À la page 588 du 6e volume de mon Littré (édition Gallimard / Hachette, 1971) j’ai trouvé votre ptérygion. C’est, en zoologie, le nom de l’aile du nez chez les mammifères. Autrefois, j’aimais baiser doucement votre ptérygion. D’ailleurs, vous et moi sommes bien des mammifères, n’est-ce pas ?

   

 

Lieu 4 : Les Trous

 

Il en est partout, de toutes formes et intentions. Les trous, grands ou petits, profonds ou à fleur de peau, sont de vertigineux mystères.

 

  • Le trou de la serrure m’a offert la vision réconfortante d’un authentique mobilier Louis XV.

 

  • Par un trou de souris j’ai vu passer des dames volumineuses et des messieurs à l’embonpoint stupéfiant.

 

  • Dans un trou de mémoire j’ai perdu votre visage.

 

  • Un trou normand m’a rendu la mémoire.
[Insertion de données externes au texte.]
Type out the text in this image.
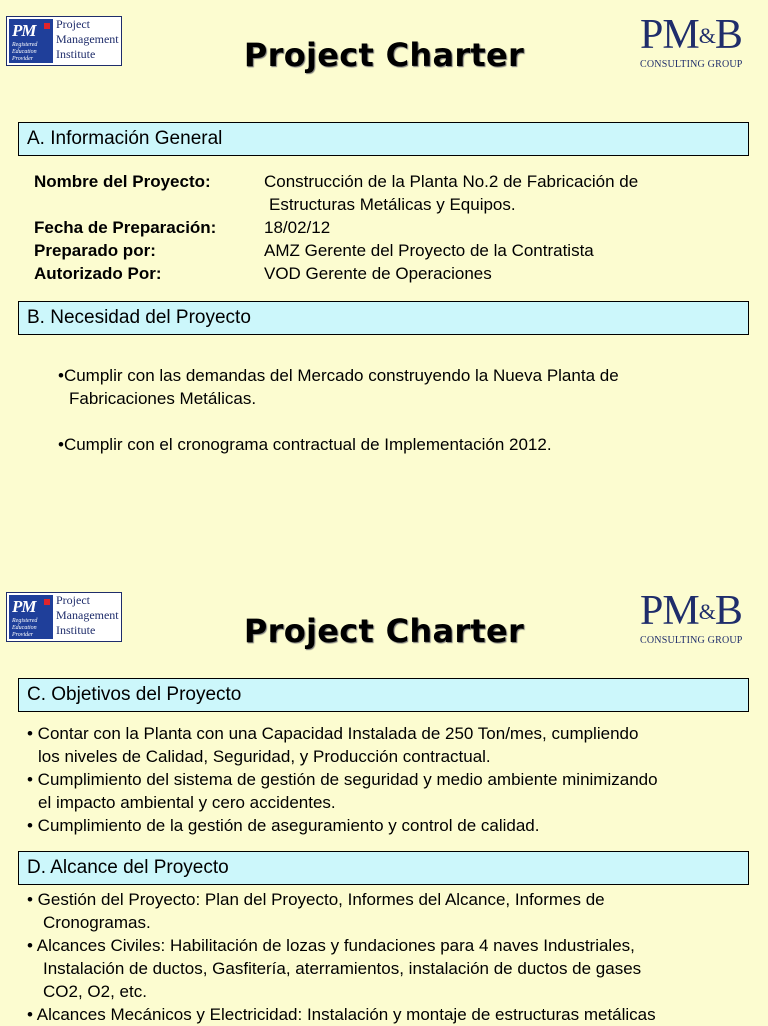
PM
Registered
Education
Provider
Project
Management
Institute	Project Charter	PM&B
CONSULTING GROUP
A. Información General
Nombre del Proyecto:	Construcción de la Planta No.2 de Fabricación de
Estructuras Metálicas y Equipos.
Fecha de Preparación:	18/02/12
Preparado por:	AMZ Gerente del Proyecto de la Contratista
Autorizado Por:	VOD Gerente de Operaciones
B. Necesidad del Proyecto

•Cumplir con las demandas del Mercado construyendo la Nueva Planta de

Fabricaciones Metálicas.

•Cumplir con el cronograma contractual de Implementación 2012.

PM
Registered
Education
Provider
Project
Management
Institute	Project Charter	PM&B
CONSULTING GROUP
C. Objetivos del Proyecto
• Contar con la Planta con una Capacidad Instalada de 250 Ton/mes, cumpliendo
los niveles de Calidad, Seguridad, y Producción contractual.
• Cumplimiento del sistema de gestión de seguridad y medio ambiente minimizando
el impacto ambiental y cero accidentes.
• Cumplimiento de la gestión de aseguramiento y control de calidad.
D. Alcance del Proyecto
• Gestión del Proyecto: Plan del Proyecto, Informes del Alcance, Informes de
Cronogramas.
• Alcances Civiles: Habilitación de lozas y fundaciones para 4 naves Industriales,
Instalación de ductos, Gasfitería, aterramientos, instalación de ductos de gases
CO2, O2, etc.
• Alcances Mecánicos y Electricidad: Instalación y montaje de estructuras metálicas
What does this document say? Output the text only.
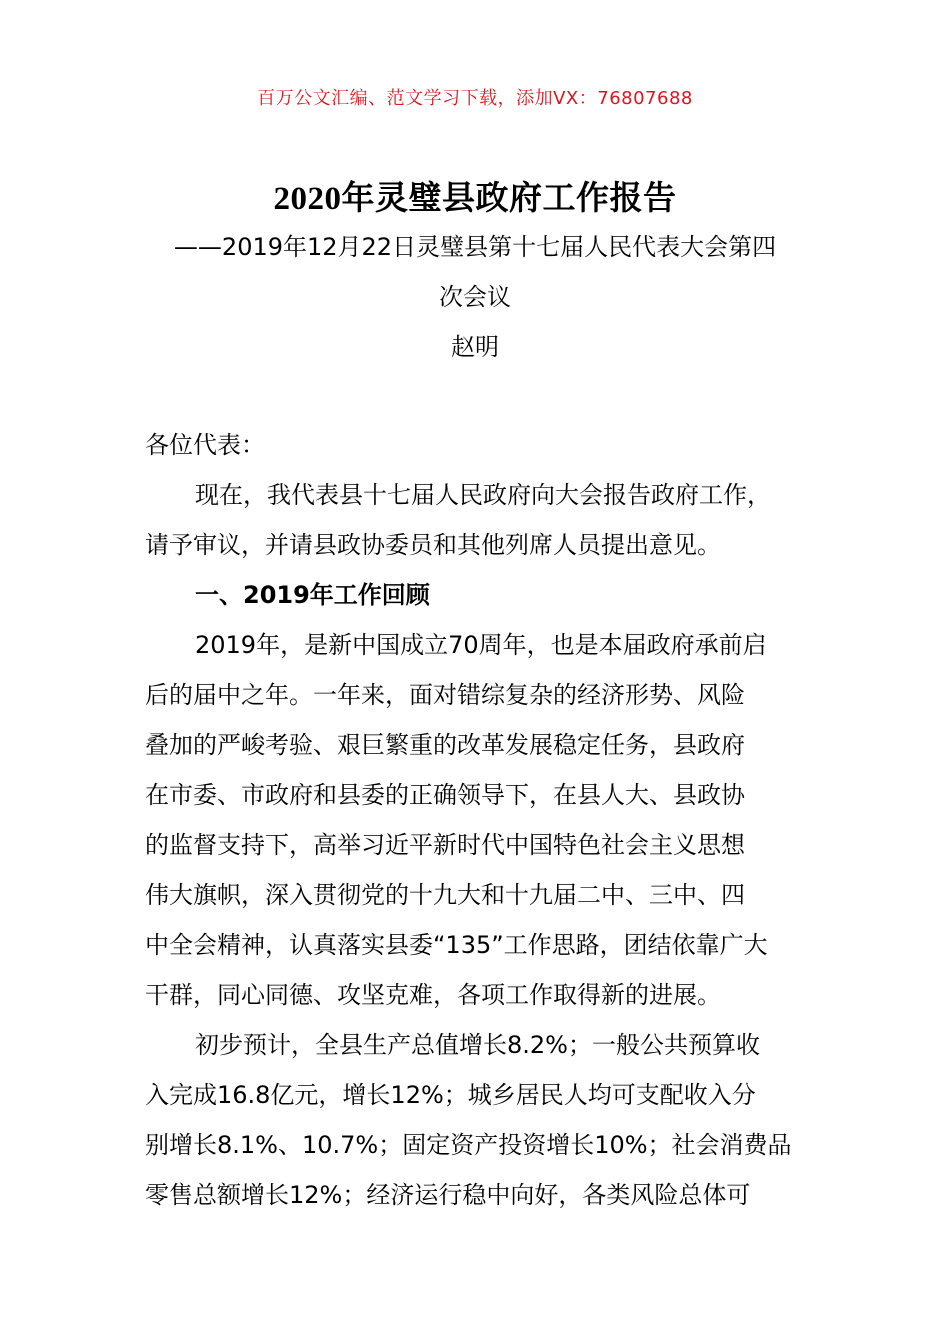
百万公文汇编、范文学习下载，添加VX：76807688
2020年灵璧县政府工作报告
——2019年12月22日灵璧县第十七届人民代表大会第四
次会议
赵明
各位代表：
现在，我代表县十七届人民政府向大会报告政府工作，
请予审议，并请县政协委员和其他列席人员提出意见。
一、2019年工作回顾
2019年，是新中国成立70周年，也是本届政府承前启
后的届中之年。一年来，面对错综复杂的经济形势、风险
叠加的严峻考验、艰巨繁重的改革发展稳定任务，县政府
在市委、市政府和县委的正确领导下，在县人大、县政协
的监督支持下，高举习近平新时代中国特色社会主义思想
伟大旗帜，深入贯彻党的十九大和十九届二中、三中、四
中全会精神，认真落实县委“135”工作思路，团结依靠广大
干群，同心同德、攻坚克难，各项工作取得新的进展。
初步预计，全县生产总值增长8.2%；一般公共预算收
入完成16.8亿元，增长12%；城乡居民人均可支配收入分
别增长8.1%、10.7%；固定资产投资增长10%；社会消费品
零售总额增长12%；经济运行稳中向好，各类风险总体可
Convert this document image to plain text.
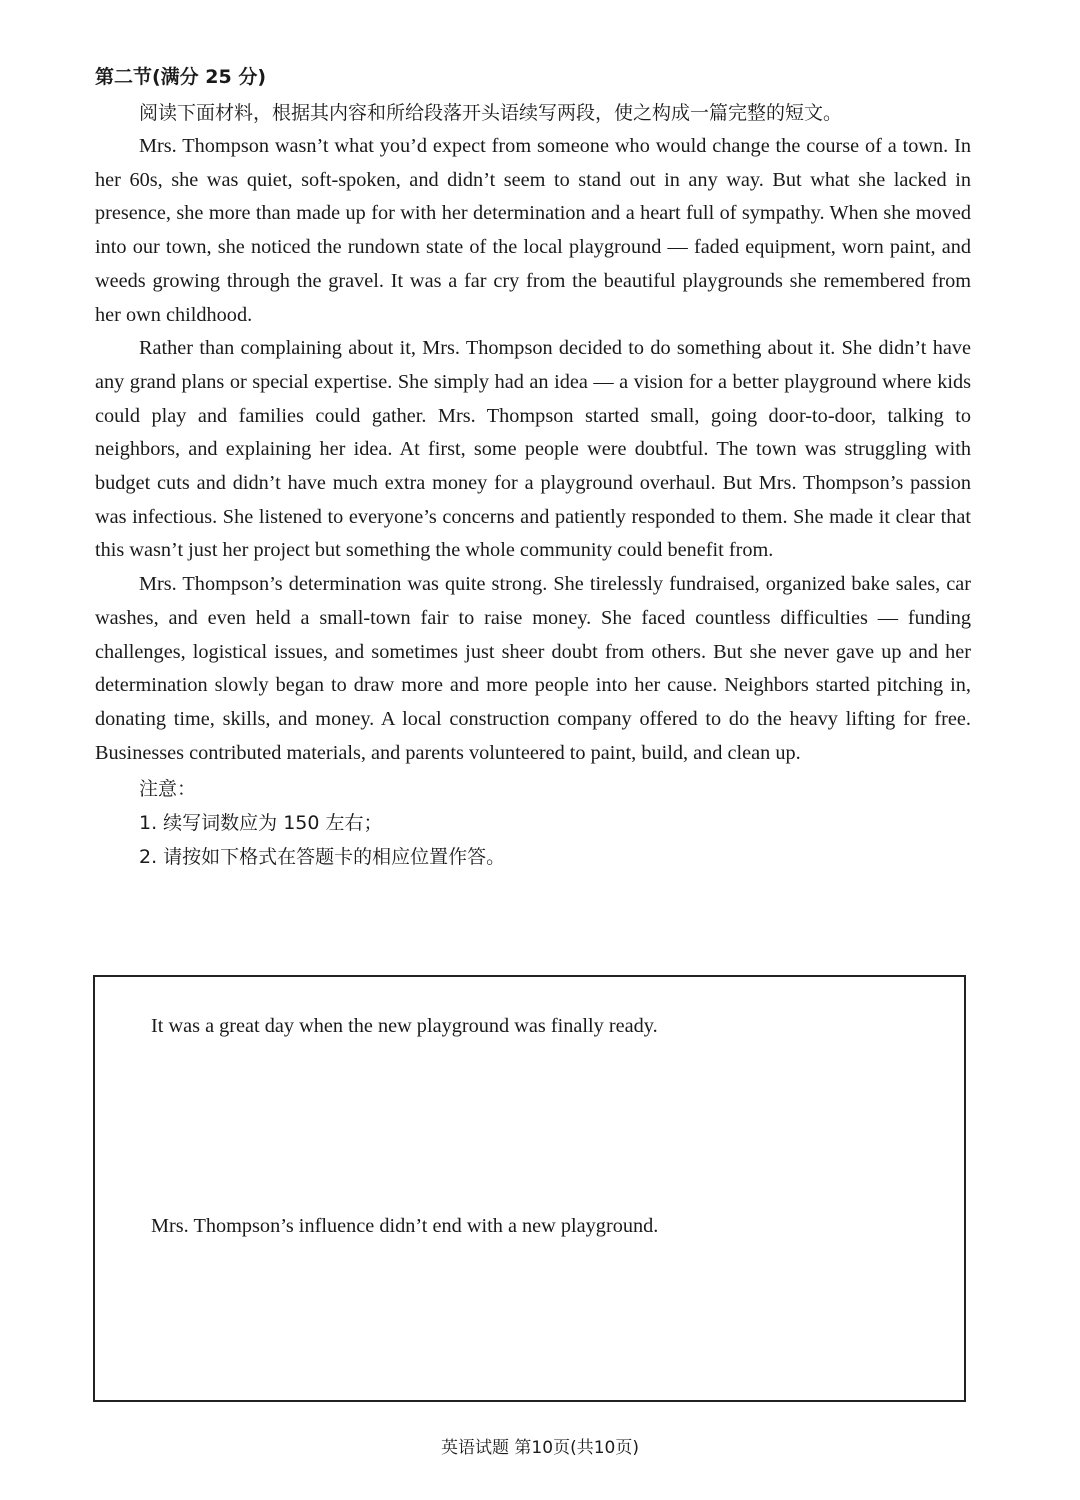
第二节(满分 25 分)
阅读下面材料，根据其内容和所给段落开头语续写两段，使之构成一篇完整的短文。

Mrs. Thompson wasn’t what you’d expect from someone who would change the course of a town. In her 60s, she was quiet, soft-spoken, and didn’t seem to stand out in any way. But what she lacked in presence, she more than made up for with her determination and a heart full of sympathy. When she moved into our town, she noticed the rundown state of the local playground — faded equipment, worn paint, and weeds growing through the gravel. It was a far cry from the beautiful playgrounds she remembered from her own childhood.

Rather than complaining about it, Mrs. Thompson decided to do something about it. She didn’t have any grand plans or special expertise. She simply had an idea — a vision for a better playground where kids could play and families could gather. Mrs. Thompson started small, going door-to-door, talking to neighbors, and explaining her idea. At first, some people were doubtful. The town was struggling with budget cuts and didn’t have much extra money for a playground overhaul. But Mrs. Thompson’s passion was infectious. She listened to everyone’s concerns and patiently responded to them. She made it clear that this wasn’t just her project but something the whole community could benefit from.

Mrs. Thompson’s determination was quite strong. She tirelessly fundraised, organized bake sales, car washes, and even held a small-town fair to raise money. She faced countless difficulties — funding challenges, logistical issues, and sometimes just sheer doubt from others. But she never gave up and her determination slowly began to draw more and more people into her cause. Neighbors started pitching in, donating time, skills, and money. A local construction company offered to do the heavy lifting for free. Businesses contributed materials, and parents volunteered to paint, build, and clean up.

注意：
1. 续写词数应为 150 左右；
2. 请按如下格式在答题卡的相应位置作答。
It was a great day when the new playground was finally ready.
Mrs. Thompson’s influence didn’t end with a new playground.
英语试题 第10页(共10页)
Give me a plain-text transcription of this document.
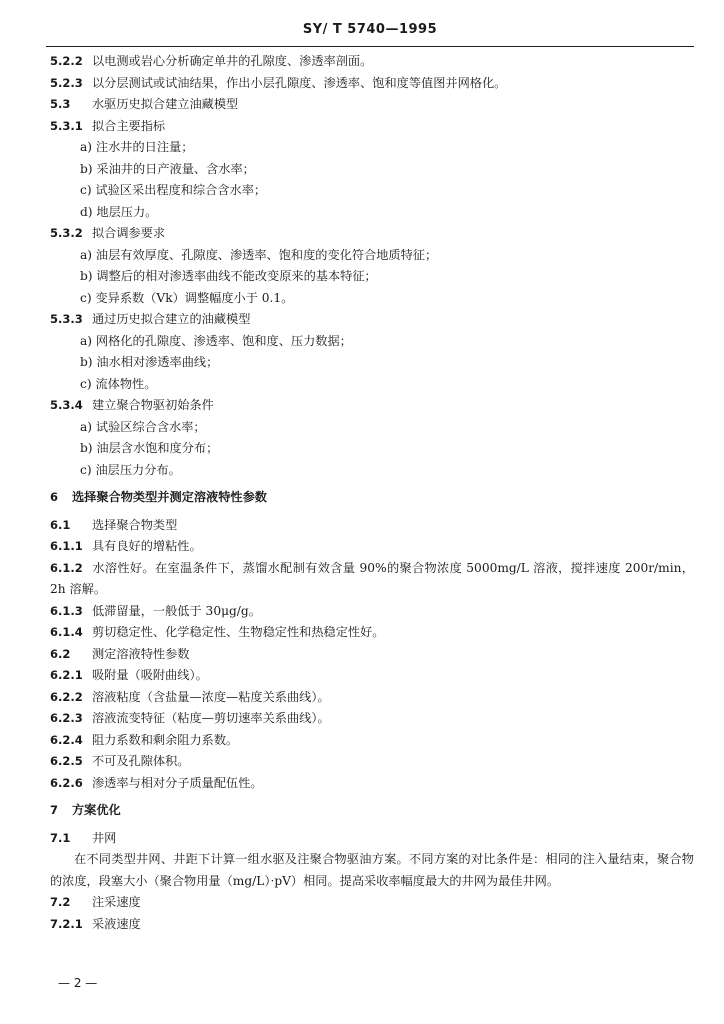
SY/ T 5740—1995
5.2.2 以电测或岩心分析确定单井的孔隙度、渗透率剖面。
5.2.3 以分层测试或试油结果，作出小层孔隙度、渗透率、饱和度等值图并网格化。
5.3 水驱历史拟合建立油藏模型
5.3.1 拟合主要指标
a) 注水井的日注量；
b) 采油井的日产液量、含水率；
c) 试验区采出程度和综合含水率；
d) 地层压力。
5.3.2 拟合调参要求
a) 油层有效厚度、孔隙度、渗透率、饱和度的变化符合地质特征；
b) 调整后的相对渗透率曲线不能改变原来的基本特征；
c) 变异系数（Vk）调整幅度小于 0.1。
5.3.3 通过历史拟合建立的油藏模型
a) 网格化的孔隙度、渗透率、饱和度、压力数据；
b) 油水相对渗透率曲线；
c) 流体物性。
5.3.4 建立聚合物驱初始条件
a) 试验区综合含水率；
b) 油层含水饱和度分布；
c) 油层压力分布。
6 选择聚合物类型并测定溶液特性参数
6.1 选择聚合物类型
6.1.1 具有良好的增粘性。
6.1.2 水溶性好。在室温条件下，蒸馏水配制有效含量 90%的聚合物浓度 5000mg/L 溶液，搅拌速度 200r/min，2h 溶解。
6.1.3 低滞留量，一般低于 30μg/g。
6.1.4 剪切稳定性、化学稳定性、生物稳定性和热稳定性好。
6.2 测定溶液特性参数
6.2.1 吸附量（吸附曲线）。
6.2.2 溶液粘度（含盐量—浓度—粘度关系曲线）。
6.2.3 溶液流变特征（粘度—剪切速率关系曲线）。
6.2.4 阻力系数和剩余阻力系数。
6.2.5 不可及孔隙体积。
6.2.6 渗透率与相对分子质量配伍性。
7 方案优化
7.1 井网
在不同类型井网、井距下计算一组水驱及注聚合物驱油方案。不同方案的对比条件是：相同的注入量结束，聚合物的浓度，段塞大小（聚合物用量（mg/L）·pV）相同。提高采收率幅度最大的井网为最佳井网。
7.2 注采速度
7.2.1 采液速度
— 2 —
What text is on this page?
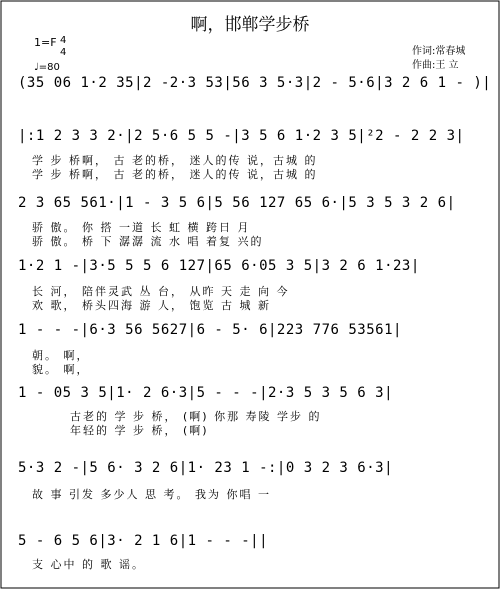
啊，邯郸学步桥
作词:常春城
作曲:王 立
1=F 4
4
♩=80
(35 06 1·2 35|2 -2·3 53|56 3 5·3|2 - 5·6|3 2 6 1 - )|
|:1 2 3 3 2·|2 5·6 5 5 -|3 5 6 1·2 3 5|²2 - 2 2 3|
学 步 桥啊， 古 老的桥， 迷人的传 说，古城 的
学 步 桥啊， 古 老的桥， 迷人的传 说，古城 的
2 3 65 561·|1 - 3 5 6|5 56 127 65 6·|5 3 5 3 2 6|
骄 傲。 你 搭 一道 长 虹 横 跨日 月
骄 傲。 桥 下 潺潺 流 水 唱 着复 兴的
1·2 1 -|3·5 5 5 6 127|65 6·05 3 5|3 2 6 1·23|
长 河， 陪伴灵武 丛 台， 从昨 天 走 向 今
欢 歌， 桥头四海 游 人， 饱览 古 城 新
1 - - -|6·3 56 5627|6 - 5· 6|223 776 53561|
朝。 啊，
貌。 啊，
1 - 05 3 5|1· 2 6·3|5 - - -|2·3 5 3 5 6 3|
古老的 学 步 桥， (啊) 你那 寿陵 学步 的
年轻的 学 步 桥， (啊)
5·3 2 -|5 6· 3 2 6|1· 23 1 -:|0 3 2 3 6·3|
故 事 引发 多少人 思 考。 我为 你唱 一
5 - 6 5 6|3· 2 1 6|1 - - -||
支 心中 的 歌 谣。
Plus belle que vous, je meurs !

 

  • Un trou dans la terre, à quoi ça sert ? Ne répondez pas tous en même temps.

 

  • Le trou de la Sécu, n’a-t-on vu ça qu’en France ? – Non. Il se creuse, il se creuse, il est aux Antipodes.

 

  • J’ai un trou dans ma chaussette. J’ai froid au pied.

 

  • Un trou dans la terre, ça sert aux enterrements.

 

  • Soyons sérieux. Pour faire rire son bébé, la maman lui dit : qu’est-ce que c’est que ce troutrou dans ton pyjama ? Mais quand même, c’est un trou, non ?

 

  • Faux ! C’est un trou-là-là-itou !  - Itou ? Comme vous y allez !

 

  • Ce monsieur a fait son trou. – Bravo. Qu’on l’y mette.

 

  • Un trou-madame, qu’est-ce que c’est ?  - Pas ce que vous croyez, vilain personnage. – Moi je sais : en français d’autrefois, c’était un juke-box sans l’électricité.

 

  • Comme il avait un trou dans son emploi du temps, ce monsieur qui avait de la suite dans les idées fit ses dix-huit trous au Golf de Trouville.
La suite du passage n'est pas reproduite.